Word-of-mouth at all levels will help you build the momentum you lack from the top. You’ll eventually catch their attention.

A network of needs is more sustainable than top level enthusiasm.

Hopefully your walk-the-talk champion won’t walk out the door.

One of my clients said to me at a very low point in his project, a day when he finally realized he had little support from the top: “I’m just waiting for them to retire.” However, I heard recently that things had taken a big upturn. He had found a “champion”, a new senior manager who had arrived from another company. Cross-pollination looked like it would trigger the impetus he needed. We’ll see.

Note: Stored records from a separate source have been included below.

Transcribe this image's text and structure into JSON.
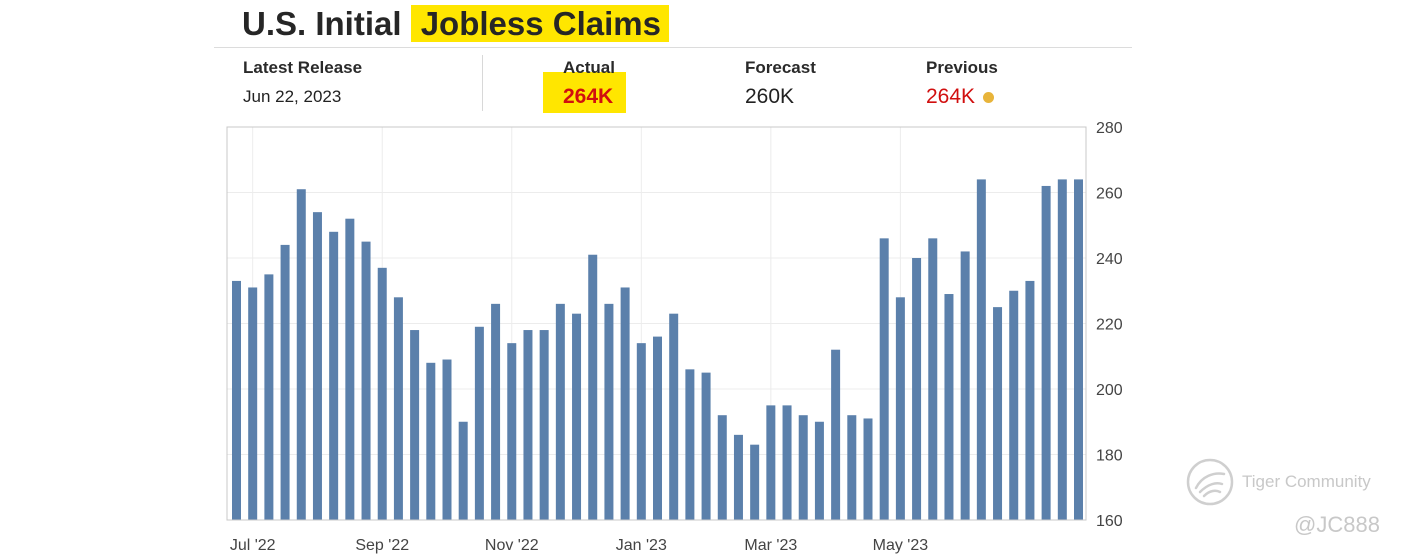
{
  "header": {
    "title_prefix": "U.S. Initial",
    "title_highlight": "Jobless Claims"
  },
  "stats": {
    "latest_release": {
      "label": "Latest Release",
      "value": "Jun 22, 2023"
    },
    "actual": {
      "label": "Actual",
      "value": "264K"
    },
    "forecast": {
      "label": "Forecast",
      "value": "260K"
    },
    "previous": {
      "label": "Previous",
      "value": "264K"
    }
  },
  "colors": {
    "bar": "#5b80ab",
    "highlight": "#ffe600",
    "negative_value": "#d10f0f",
    "previous_dot": "#e8b43a"
  },
  "chart_data": {
    "type": "bar",
    "title": "",
    "xlabel": "",
    "ylabel": "",
    "ylim": [
      160,
      280
    ],
    "yticks": [
      160,
      180,
      200,
      220,
      240,
      260,
      280
    ],
    "y_axis_side": "right",
    "grid": true,
    "x_tick_labels": [
      "Jul '22",
      "Sep '22",
      "Nov '22",
      "Jan '23",
      "Mar '23",
      "May '23"
    ],
    "x_tick_bar_index": [
      1,
      9,
      17,
      25,
      33,
      41
    ],
    "values": [
      233,
      231,
      235,
      244,
      261,
      254,
      248,
      252,
      245,
      237,
      228,
      218,
      208,
      209,
      190,
      219,
      226,
      214,
      218,
      218,
      226,
      223,
      241,
      226,
      231,
      214,
      216,
      223,
      206,
      205,
      192,
      186,
      183,
      195,
      195,
      192,
      190,
      212,
      192,
      191,
      246,
      228,
      240,
      246,
      229,
      242,
      264,
      225,
      230,
      233,
      262,
      264,
      264
    ]
  },
  "watermark": {
    "brand": "Tiger Community",
    "handle": "@JC888"
  }
}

Unfortunately it works both ways. If you have “walk-the-talk” support from a very senior person, you may have a problem if that person walks out. I’ve seen that happen too. It’s hard to recover.

Build a real and sustainable foundation.

If you’ve worked diligently and have a network of people and situations where social and digital are being used in useful ways, you’ll have a foundation to build on that is more real and sustainable than one or two senior-level champions.


Post cross-published on Pulse 26 Nov. 2014.